Need Some Advice on Training Schedule

Hey guys,

I’m looking for some experienced people their advice on possible routes to take in my new schedule.

I’m 26 years old,
6"1
210 lbs
I take on weight easily and have a tall, easy-buff physique.
I have played rugby for several years in my life, combined with general strength training (Starting Strength, Greyskull variation, Wendler, Olympic Routines).
I can do the big 4 compounds blindfolded and have been blessed with a very good Clean-technique.

Now,
Currently I’m having this morning routine in which I practice some yoga, a 5-minute plank and 20 minutes jogging session, before breakfast.

I’d like to keep this routine running in following order (Mo-Tu-Rest-Th-Fr-45 min. jog-Rest);
for the active working days, I’m looking for some add-on routine in the gym, which can help me out to reach better performance, keep a lean, strong physique; in general, be strong and athetic at the same time.
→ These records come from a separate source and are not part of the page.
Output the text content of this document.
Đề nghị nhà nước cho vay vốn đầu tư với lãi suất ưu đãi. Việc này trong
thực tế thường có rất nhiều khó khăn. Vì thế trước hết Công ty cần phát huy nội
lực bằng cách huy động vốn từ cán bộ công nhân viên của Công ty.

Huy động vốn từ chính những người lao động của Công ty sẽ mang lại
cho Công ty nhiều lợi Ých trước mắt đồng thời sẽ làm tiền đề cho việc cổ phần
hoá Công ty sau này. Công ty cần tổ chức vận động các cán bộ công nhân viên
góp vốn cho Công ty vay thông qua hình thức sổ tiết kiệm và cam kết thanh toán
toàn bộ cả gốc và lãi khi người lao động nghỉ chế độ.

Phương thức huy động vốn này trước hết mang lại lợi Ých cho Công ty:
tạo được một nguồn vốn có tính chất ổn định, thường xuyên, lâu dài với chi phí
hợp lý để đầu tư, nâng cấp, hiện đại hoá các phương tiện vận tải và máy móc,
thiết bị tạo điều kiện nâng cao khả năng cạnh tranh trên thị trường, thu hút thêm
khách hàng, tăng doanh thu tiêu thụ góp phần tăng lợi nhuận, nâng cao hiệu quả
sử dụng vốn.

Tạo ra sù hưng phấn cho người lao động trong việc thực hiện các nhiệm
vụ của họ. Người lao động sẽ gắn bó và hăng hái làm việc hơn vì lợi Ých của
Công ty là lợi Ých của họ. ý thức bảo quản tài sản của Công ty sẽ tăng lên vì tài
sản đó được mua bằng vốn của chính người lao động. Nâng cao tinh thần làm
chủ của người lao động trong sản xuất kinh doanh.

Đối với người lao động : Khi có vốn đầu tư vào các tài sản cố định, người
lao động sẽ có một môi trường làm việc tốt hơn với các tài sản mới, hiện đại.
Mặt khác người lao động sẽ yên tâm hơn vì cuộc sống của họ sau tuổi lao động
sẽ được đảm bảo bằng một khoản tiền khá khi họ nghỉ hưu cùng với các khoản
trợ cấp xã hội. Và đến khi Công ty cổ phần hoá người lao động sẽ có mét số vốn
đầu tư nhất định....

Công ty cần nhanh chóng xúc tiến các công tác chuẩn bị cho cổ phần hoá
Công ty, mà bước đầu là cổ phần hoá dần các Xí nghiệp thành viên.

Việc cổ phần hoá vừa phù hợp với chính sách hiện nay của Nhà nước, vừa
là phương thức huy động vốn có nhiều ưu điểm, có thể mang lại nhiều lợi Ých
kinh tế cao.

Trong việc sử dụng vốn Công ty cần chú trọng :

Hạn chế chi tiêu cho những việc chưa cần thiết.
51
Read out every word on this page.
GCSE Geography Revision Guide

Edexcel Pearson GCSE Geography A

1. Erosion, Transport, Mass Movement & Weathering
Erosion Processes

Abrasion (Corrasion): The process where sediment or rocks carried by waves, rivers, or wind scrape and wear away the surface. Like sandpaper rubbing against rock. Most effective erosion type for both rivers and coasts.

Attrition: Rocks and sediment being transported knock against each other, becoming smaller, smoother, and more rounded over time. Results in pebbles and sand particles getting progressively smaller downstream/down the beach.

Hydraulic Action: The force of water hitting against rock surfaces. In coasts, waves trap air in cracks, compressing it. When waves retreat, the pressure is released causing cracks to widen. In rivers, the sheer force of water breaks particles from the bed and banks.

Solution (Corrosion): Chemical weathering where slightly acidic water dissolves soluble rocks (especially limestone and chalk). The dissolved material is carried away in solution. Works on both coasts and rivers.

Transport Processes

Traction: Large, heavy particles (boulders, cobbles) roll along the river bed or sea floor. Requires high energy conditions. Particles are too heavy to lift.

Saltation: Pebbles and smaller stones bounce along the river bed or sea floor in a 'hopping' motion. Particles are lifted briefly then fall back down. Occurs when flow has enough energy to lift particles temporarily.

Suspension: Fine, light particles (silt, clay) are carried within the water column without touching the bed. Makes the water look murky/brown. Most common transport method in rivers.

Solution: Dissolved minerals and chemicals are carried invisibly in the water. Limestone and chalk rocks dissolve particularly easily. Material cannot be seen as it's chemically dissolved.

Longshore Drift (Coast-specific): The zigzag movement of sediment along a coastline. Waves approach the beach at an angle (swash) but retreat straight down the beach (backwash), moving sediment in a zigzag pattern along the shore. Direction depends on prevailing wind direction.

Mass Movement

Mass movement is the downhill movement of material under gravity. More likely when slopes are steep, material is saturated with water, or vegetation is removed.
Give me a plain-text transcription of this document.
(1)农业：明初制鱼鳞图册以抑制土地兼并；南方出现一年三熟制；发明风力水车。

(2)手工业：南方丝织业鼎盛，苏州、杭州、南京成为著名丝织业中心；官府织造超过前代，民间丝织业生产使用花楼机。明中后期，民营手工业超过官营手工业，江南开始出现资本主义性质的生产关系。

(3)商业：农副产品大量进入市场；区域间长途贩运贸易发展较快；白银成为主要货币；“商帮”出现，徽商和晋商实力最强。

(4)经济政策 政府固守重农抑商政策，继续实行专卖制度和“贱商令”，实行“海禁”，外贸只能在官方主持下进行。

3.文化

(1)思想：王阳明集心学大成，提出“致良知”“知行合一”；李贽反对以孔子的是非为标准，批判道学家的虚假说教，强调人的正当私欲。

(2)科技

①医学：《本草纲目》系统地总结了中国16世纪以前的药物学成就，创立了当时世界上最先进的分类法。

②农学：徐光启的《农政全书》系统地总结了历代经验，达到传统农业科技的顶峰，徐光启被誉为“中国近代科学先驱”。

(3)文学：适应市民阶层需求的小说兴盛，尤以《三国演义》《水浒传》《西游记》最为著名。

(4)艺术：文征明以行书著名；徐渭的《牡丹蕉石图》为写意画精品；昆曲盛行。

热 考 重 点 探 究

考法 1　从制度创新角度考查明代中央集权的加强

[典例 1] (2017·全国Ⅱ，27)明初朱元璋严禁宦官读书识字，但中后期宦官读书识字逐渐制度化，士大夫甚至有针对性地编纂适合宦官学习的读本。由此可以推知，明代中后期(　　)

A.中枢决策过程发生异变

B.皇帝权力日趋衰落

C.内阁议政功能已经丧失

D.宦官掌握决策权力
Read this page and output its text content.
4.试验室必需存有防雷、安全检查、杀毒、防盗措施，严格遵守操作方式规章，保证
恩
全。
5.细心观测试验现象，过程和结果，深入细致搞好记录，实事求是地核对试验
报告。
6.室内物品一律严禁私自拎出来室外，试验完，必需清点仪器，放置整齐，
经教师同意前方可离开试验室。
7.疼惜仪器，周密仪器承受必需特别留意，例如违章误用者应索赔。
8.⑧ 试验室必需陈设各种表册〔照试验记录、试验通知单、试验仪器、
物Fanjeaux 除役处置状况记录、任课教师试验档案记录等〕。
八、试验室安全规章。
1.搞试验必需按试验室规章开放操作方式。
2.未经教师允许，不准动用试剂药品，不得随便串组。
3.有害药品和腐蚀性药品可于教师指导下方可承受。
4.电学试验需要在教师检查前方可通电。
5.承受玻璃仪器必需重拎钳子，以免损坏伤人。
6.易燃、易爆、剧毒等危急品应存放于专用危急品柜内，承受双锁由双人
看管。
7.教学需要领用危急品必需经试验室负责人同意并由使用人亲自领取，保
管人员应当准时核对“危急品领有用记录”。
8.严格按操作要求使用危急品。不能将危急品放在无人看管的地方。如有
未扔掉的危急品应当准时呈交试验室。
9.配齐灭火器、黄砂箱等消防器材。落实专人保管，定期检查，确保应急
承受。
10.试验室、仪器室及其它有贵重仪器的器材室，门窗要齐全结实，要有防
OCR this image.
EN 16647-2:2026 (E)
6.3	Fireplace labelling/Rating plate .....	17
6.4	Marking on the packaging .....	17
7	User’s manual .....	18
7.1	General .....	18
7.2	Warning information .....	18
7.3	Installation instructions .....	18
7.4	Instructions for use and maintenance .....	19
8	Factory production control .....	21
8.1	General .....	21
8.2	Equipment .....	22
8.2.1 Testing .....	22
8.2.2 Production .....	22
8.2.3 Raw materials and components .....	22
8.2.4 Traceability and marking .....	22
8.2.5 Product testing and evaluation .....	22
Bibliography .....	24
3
I was thinking about doing a major exercise each day, as proposed in the Wendler-program.
Yet, I’m wondering wether how much influence the morning routine will have on the weightlifting, and the other way around.

Also do you people know any other good performance routines, or programs which emphasizes condition as much as strength?

Any help and advice is sincerely appreciated.

Greetings,
BelgianWaffle

Loads of options. Could try these a couple days a week…

Is your real question whether the yoga and jogging will interfere with lifting?

If so, that depends on the intensity of the yoga, jogging, and lifting. At worst, something will suffer for a few weeks; then you’ll get used to it and all will be well.

I’d just pick a lifting program you like.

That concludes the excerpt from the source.